Je suis payé, lui écrivait-il, pour vous désirer la santé, puisque je vous ai vue ; j’en connais l’importance, puisque je n’en ai pas… Cela, dites-vous, serait plus tôt fait. Plus tôt, oui, mais non pas bientôt. On meurt longtemps, et si, brutalement parlant, il est quelquefois agréable d’être mort, il est affreux d’être mourant pendant des siècles. Enfin, il faut aimer la vie quand on l’a : c’est un devoir.

Il lui répète cette vérité de la morale et de l’amitié sous toutes les formes : il aurait voulu apaiser, ralentir en elle cette activité qui la dévorait et qui usait ses frêles organes. Il aurait voulu lui insinuer ce mot résigné de Mme de La Fayette : « C’est assez que d’être » :

Ayez, lui disait-il, le repos en amour, en estime, en vénération, je vous en supplie à mains jointes. C’est, je vous assure, en ce moment le seul moyen de ne faire que peu de fautes, de n’adopter que peu d’erreurs, de ne souffrir que peu de maux. — Vivre, lui disait-il encore, c’est penser et sentir son âme ; tout le reste, boire, manger, etc., quoique j’en fasse cas, ne sont que des apprêts du vivre, des moyens de l’entretenir. Si on pouvait n’en avoir aucun besoin, je m’y résignerais facilement, et je me passerais fort bien de corps si on me laissait toute mon âme.
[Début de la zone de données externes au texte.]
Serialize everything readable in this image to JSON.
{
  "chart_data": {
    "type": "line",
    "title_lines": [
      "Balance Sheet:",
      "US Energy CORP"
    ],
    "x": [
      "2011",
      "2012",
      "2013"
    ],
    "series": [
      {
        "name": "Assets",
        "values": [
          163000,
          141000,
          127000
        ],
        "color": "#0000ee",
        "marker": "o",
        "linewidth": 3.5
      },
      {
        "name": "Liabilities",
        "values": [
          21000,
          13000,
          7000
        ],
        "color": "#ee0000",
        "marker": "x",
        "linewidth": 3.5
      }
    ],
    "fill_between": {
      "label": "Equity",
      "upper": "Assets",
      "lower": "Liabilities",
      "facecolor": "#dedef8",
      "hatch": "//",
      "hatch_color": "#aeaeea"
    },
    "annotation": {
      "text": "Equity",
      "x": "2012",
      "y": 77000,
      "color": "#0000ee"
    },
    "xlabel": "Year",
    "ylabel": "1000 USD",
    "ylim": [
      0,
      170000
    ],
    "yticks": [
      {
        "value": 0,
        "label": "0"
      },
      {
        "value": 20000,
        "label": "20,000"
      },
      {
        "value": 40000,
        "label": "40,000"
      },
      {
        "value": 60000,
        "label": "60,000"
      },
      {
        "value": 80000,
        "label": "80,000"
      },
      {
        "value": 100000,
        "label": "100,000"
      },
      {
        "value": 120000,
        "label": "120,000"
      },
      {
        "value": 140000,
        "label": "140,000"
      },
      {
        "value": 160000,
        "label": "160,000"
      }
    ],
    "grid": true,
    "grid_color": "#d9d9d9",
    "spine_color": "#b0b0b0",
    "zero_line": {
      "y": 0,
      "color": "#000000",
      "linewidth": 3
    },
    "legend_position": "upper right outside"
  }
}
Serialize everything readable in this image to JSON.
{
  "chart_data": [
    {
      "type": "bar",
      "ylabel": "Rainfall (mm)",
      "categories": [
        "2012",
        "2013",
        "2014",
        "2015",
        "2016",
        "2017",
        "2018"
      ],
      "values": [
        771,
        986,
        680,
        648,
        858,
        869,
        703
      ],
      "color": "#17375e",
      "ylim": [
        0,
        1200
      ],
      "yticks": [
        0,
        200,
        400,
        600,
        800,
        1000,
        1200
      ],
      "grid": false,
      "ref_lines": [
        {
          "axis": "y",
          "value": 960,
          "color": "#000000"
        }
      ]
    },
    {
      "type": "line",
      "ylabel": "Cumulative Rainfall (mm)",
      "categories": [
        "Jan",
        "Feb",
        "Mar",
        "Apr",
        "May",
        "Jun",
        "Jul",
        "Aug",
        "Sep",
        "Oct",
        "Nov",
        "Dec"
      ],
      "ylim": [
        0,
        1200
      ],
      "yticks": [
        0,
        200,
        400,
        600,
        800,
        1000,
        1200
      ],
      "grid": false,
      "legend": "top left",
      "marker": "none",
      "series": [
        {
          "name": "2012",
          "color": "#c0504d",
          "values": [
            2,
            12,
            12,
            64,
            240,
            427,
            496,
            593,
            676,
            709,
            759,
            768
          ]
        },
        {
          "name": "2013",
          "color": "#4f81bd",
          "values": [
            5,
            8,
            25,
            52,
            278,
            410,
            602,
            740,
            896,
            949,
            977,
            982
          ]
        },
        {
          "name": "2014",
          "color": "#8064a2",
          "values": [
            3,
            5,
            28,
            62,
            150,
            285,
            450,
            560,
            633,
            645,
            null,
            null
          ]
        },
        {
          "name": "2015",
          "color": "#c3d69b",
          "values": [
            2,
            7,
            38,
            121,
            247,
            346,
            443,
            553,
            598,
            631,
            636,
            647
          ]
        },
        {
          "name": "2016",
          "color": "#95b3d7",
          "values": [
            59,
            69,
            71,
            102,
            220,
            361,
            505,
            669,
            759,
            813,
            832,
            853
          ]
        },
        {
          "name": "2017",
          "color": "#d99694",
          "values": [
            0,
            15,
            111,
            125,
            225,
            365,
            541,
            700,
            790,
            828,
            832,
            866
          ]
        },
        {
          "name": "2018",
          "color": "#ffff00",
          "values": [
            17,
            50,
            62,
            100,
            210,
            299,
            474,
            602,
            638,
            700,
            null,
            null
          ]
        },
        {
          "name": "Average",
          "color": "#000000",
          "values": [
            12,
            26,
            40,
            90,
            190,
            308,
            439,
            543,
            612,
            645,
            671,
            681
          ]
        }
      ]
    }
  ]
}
Il avait ses raisons pour parler ainsi, lui dont on a dit qu’il avait l’air d’une âme qui a rencontré par hasard un corps, et qui s’en tire comme elle peut. Il conseillait donc à cette aimable amie le repos, l’immobilité, de suivre le seul régime dont il se trouvât bien, de rester longtemps couchée et de compter les solives :

Votre activité, ajoutait-il, s’indigne d’un pareil bonheur ; mais voyons si votre raison ne serait pas de cet avis. La vie est un devoir ; il faut s’en faire un plaisir tant qu’on peut, comme de tous les autres devoirs, et un demi-plaisir, quand on ne peut pas mieux. Si le soin de l’entretenir est le seul dont il plaise au ciel de nous charger, il faut s’en acquitter gaiement et de la meilleure grâce qu’il est possible, et attiser ce feu sacré, en s’y chauffant de son mieux, jusqu’à ce qu’on vienne nous dire : C’est assez.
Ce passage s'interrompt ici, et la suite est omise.